Z Kuby Papież Franciszek odlatuje do USA - ta trasa jest niejako symbolem jednego z ważnych celów pielgrzymki, przełamania "bloqueo" i otwarcia się Kuby na świat
Co do bloqueo, embarga Papież pragnie, „aby został osiągnięty dobry rezultat, porozumienie zadowalające obie strony”; sam potwierdził to podczas lotu we wtorek po południu, 22 września, z Kuby do Stanów Zjednoczonych. I właśnie odnośnie do relacji między dwoma krajami Papież stwierdził, że trwają prace „ukierunkowane na osiągnięcie dobrych relacji”, które uważane są za „znak poprawy współżycia”.
Jak zazwyczaj w czasie międzynarodowych podróży, Franciszek odpowiadał na pytania towarzyszących mu dziennikarzy. A zapytany o tę sprawę przez reporterkę kubańską, potwierdził stanowisko Stolicy Apostolskiej co do embarg w ogóle, zaznaczając, że również poprzedni Papieże o tym mówili. „Istnieje na ten temat nauka społeczna Kościoła — powiedział — i ja odnoszę się do niej, jest ona konkretna i sprawiedliwa”. Do niej odniósł się również, kiedy przedstawiono mu pewne uwagi co do wierności Papieża Magisterium Kościoła. „Moja doktryna — skomentował — jest doktryną nauki społecznej Kościoła. A jeśli trzeba, żebym wyrecytował Credo, jestem gotowy to zrobić!”, zakończył dowcipnie.
Wśród innych tematów poruszanych w rozmowie była kwestia dysydentów kubańskich i spotkanie z Fidelem Castro. Odpowiedzi Papieża były swego rodzaju podsumowującym bilansem czterech dni, które spędził na karaibskiej wyspie. Ostatnim etapem było Santiago de Cuba, we wtorek, z celebrowaniem Mszy św. w sanktuarium Matki Bożej Miłosierdzia z El Cobre, patronki narodu, oraz radosne spotkanie z rodzinami. W przemówieniu do tych ostatnich nazwał je „prawdziwymi szkołami jutra, prawdziwymi przestrzeniami wolności, prawdziwymi ośrodkami człowieczeństwa”, i skierował wezwanie do pełniących odpowiedzialne funkcje, aby się o nie troszczyli, bowiem, wyjaśnił, rodziny ratują społeczeństwo od podziałów i rozdarć. Szczególną rolę odgrywają w tym względzie matki. Dlatego, jakby dla przypieczętowania swojego rozważania, Franciszek poświęcił szczególną uwagę kobietom ciężarnym. „Proponuję pewną rzecz — powiedział — wszystkim tym kobietom, które są 'brzemienne nadzieją', bowiem dziecko jest nadzieją: aby w tej chwili dotknęły swojego brzucha. Jeżeli są tutaj takie, niech to zrobią. Albo te, które słuchają przez radio lub telewizję. A ja każdej z nich, każdemu chłopczykowi czy dziewczynce, którzy są tam w środku i oczekują, udzielam błogosławieństwa. Pogłaskajcie dziecko, którego oczekujecie”.

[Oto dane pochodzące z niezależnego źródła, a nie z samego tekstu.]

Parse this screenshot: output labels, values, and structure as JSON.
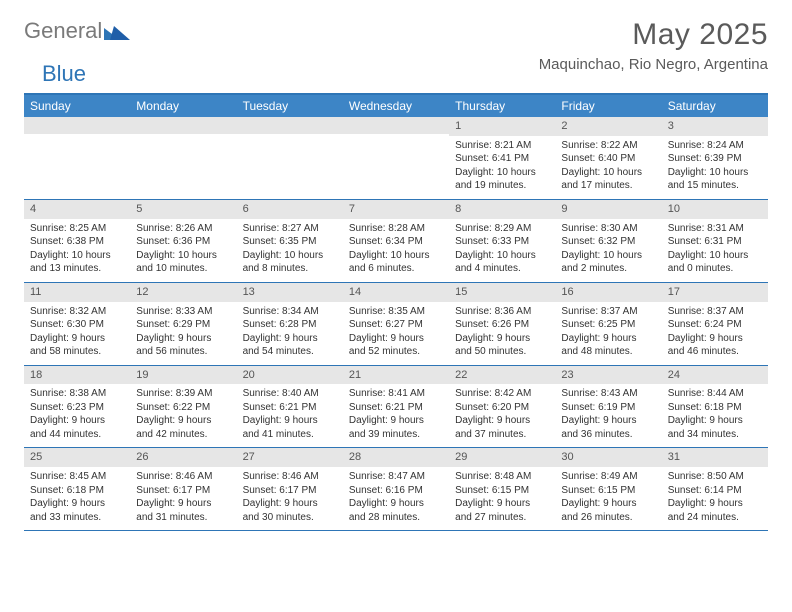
{
  "logo": {
    "text_gray": "General",
    "text_blue": "Blue"
  },
  "title": "May 2025",
  "location": "Maquinchao, Rio Negro, Argentina",
  "colors": {
    "header_bg": "#3d85c6",
    "border": "#2e75b6",
    "daynum_bg": "#e6e6e6",
    "text": "#333333",
    "title_text": "#5a5a5a"
  },
  "day_names": [
    "Sunday",
    "Monday",
    "Tuesday",
    "Wednesday",
    "Thursday",
    "Friday",
    "Saturday"
  ],
  "weeks": [
    [
      {
        "n": "",
        "sr": "",
        "ss": "",
        "dl": ""
      },
      {
        "n": "",
        "sr": "",
        "ss": "",
        "dl": ""
      },
      {
        "n": "",
        "sr": "",
        "ss": "",
        "dl": ""
      },
      {
        "n": "",
        "sr": "",
        "ss": "",
        "dl": ""
      },
      {
        "n": "1",
        "sr": "Sunrise: 8:21 AM",
        "ss": "Sunset: 6:41 PM",
        "dl": "Daylight: 10 hours and 19 minutes."
      },
      {
        "n": "2",
        "sr": "Sunrise: 8:22 AM",
        "ss": "Sunset: 6:40 PM",
        "dl": "Daylight: 10 hours and 17 minutes."
      },
      {
        "n": "3",
        "sr": "Sunrise: 8:24 AM",
        "ss": "Sunset: 6:39 PM",
        "dl": "Daylight: 10 hours and 15 minutes."
      }
    ],
    [
      {
        "n": "4",
        "sr": "Sunrise: 8:25 AM",
        "ss": "Sunset: 6:38 PM",
        "dl": "Daylight: 10 hours and 13 minutes."
      },
      {
        "n": "5",
        "sr": "Sunrise: 8:26 AM",
        "ss": "Sunset: 6:36 PM",
        "dl": "Daylight: 10 hours and 10 minutes."
      },
      {
        "n": "6",
        "sr": "Sunrise: 8:27 AM",
        "ss": "Sunset: 6:35 PM",
        "dl": "Daylight: 10 hours and 8 minutes."
      },
      {
        "n": "7",
        "sr": "Sunrise: 8:28 AM",
        "ss": "Sunset: 6:34 PM",
        "dl": "Daylight: 10 hours and 6 minutes."
      },
      {
        "n": "8",
        "sr": "Sunrise: 8:29 AM",
        "ss": "Sunset: 6:33 PM",
        "dl": "Daylight: 10 hours and 4 minutes."
      },
      {
        "n": "9",
        "sr": "Sunrise: 8:30 AM",
        "ss": "Sunset: 6:32 PM",
        "dl": "Daylight: 10 hours and 2 minutes."
      },
      {
        "n": "10",
        "sr": "Sunrise: 8:31 AM",
        "ss": "Sunset: 6:31 PM",
        "dl": "Daylight: 10 hours and 0 minutes."
      }
    ],
    [
      {
        "n": "11",
        "sr": "Sunrise: 8:32 AM",
        "ss": "Sunset: 6:30 PM",
        "dl": "Daylight: 9 hours and 58 minutes."
      },
      {
        "n": "12",
        "sr": "Sunrise: 8:33 AM",
        "ss": "Sunset: 6:29 PM",
        "dl": "Daylight: 9 hours and 56 minutes."
      },
      {
        "n": "13",
        "sr": "Sunrise: 8:34 AM",
        "ss": "Sunset: 6:28 PM",
        "dl": "Daylight: 9 hours and 54 minutes."
      },
      {
        "n": "14",
        "sr": "Sunrise: 8:35 AM",
        "ss": "Sunset: 6:27 PM",
        "dl": "Daylight: 9 hours and 52 minutes."
      },
      {
        "n": "15",
        "sr": "Sunrise: 8:36 AM",
        "ss": "Sunset: 6:26 PM",
        "dl": "Daylight: 9 hours and 50 minutes."
      },
      {
        "n": "16",
        "sr": "Sunrise: 8:37 AM",
        "ss": "Sunset: 6:25 PM",
        "dl": "Daylight: 9 hours and 48 minutes."
      },
      {
        "n": "17",
        "sr": "Sunrise: 8:37 AM",
        "ss": "Sunset: 6:24 PM",
        "dl": "Daylight: 9 hours and 46 minutes."
      }
    ],
    [
      {
        "n": "18",
        "sr": "Sunrise: 8:38 AM",
        "ss": "Sunset: 6:23 PM",
        "dl": "Daylight: 9 hours and 44 minutes."
      },
      {
        "n": "19",
        "sr": "Sunrise: 8:39 AM",
        "ss": "Sunset: 6:22 PM",
        "dl": "Daylight: 9 hours and 42 minutes."
      },
      {
        "n": "20",
        "sr": "Sunrise: 8:40 AM",
        "ss": "Sunset: 6:21 PM",
        "dl": "Daylight: 9 hours and 41 minutes."
      },
      {
        "n": "21",
        "sr": "Sunrise: 8:41 AM",
        "ss": "Sunset: 6:21 PM",
        "dl": "Daylight: 9 hours and 39 minutes."
      },
      {
        "n": "22",
        "sr": "Sunrise: 8:42 AM",
        "ss": "Sunset: 6:20 PM",
        "dl": "Daylight: 9 hours and 37 minutes."
      },
      {
        "n": "23",
        "sr": "Sunrise: 8:43 AM",
        "ss": "Sunset: 6:19 PM",
        "dl": "Daylight: 9 hours and 36 minutes."
      },
      {
        "n": "24",
        "sr": "Sunrise: 8:44 AM",
        "ss": "Sunset: 6:18 PM",
        "dl": "Daylight: 9 hours and 34 minutes."
      }
    ],
    [
      {
        "n": "25",
        "sr": "Sunrise: 8:45 AM",
        "ss": "Sunset: 6:18 PM",
        "dl": "Daylight: 9 hours and 33 minutes."
      },
      {
        "n": "26",
        "sr": "Sunrise: 8:46 AM",
        "ss": "Sunset: 6:17 PM",
        "dl": "Daylight: 9 hours and 31 minutes."
      },
      {
        "n": "27",
        "sr": "Sunrise: 8:46 AM",
        "ss": "Sunset: 6:17 PM",
        "dl": "Daylight: 9 hours and 30 minutes."
      },
      {
        "n": "28",
        "sr": "Sunrise: 8:47 AM",
        "ss": "Sunset: 6:16 PM",
        "dl": "Daylight: 9 hours and 28 minutes."
      },
      {
        "n": "29",
        "sr": "Sunrise: 8:48 AM",
        "ss": "Sunset: 6:15 PM",
        "dl": "Daylight: 9 hours and 27 minutes."
      },
      {
        "n": "30",
        "sr": "Sunrise: 8:49 AM",
        "ss": "Sunset: 6:15 PM",
        "dl": "Daylight: 9 hours and 26 minutes."
      },
      {
        "n": "31",
        "sr": "Sunrise: 8:50 AM",
        "ss": "Sunset: 6:14 PM",
        "dl": "Daylight: 9 hours and 24 minutes."
      }
    ]
  ]
}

Wreszcie, późnym popołudniem, Papież wylądował w Waszyngtonie, gdzie w bazie Andrews Air Force został serdecznie przyjęty przez prezydenta Stanów Zjednoczonych Baracka Obamę. Krótkie spotkanie odbyło się w atmosferze wielkiej serdeczności, podobnie jak to było także w środę 23 września, podczas wizyty w Białym Domu, po której nastąpiło spotkanie z biskupami w katedrze pw. św. Mateusza oraz kanonizacja Junipera Serry w narodowym sanktuarium pw. Niepokalanego Poczęcia.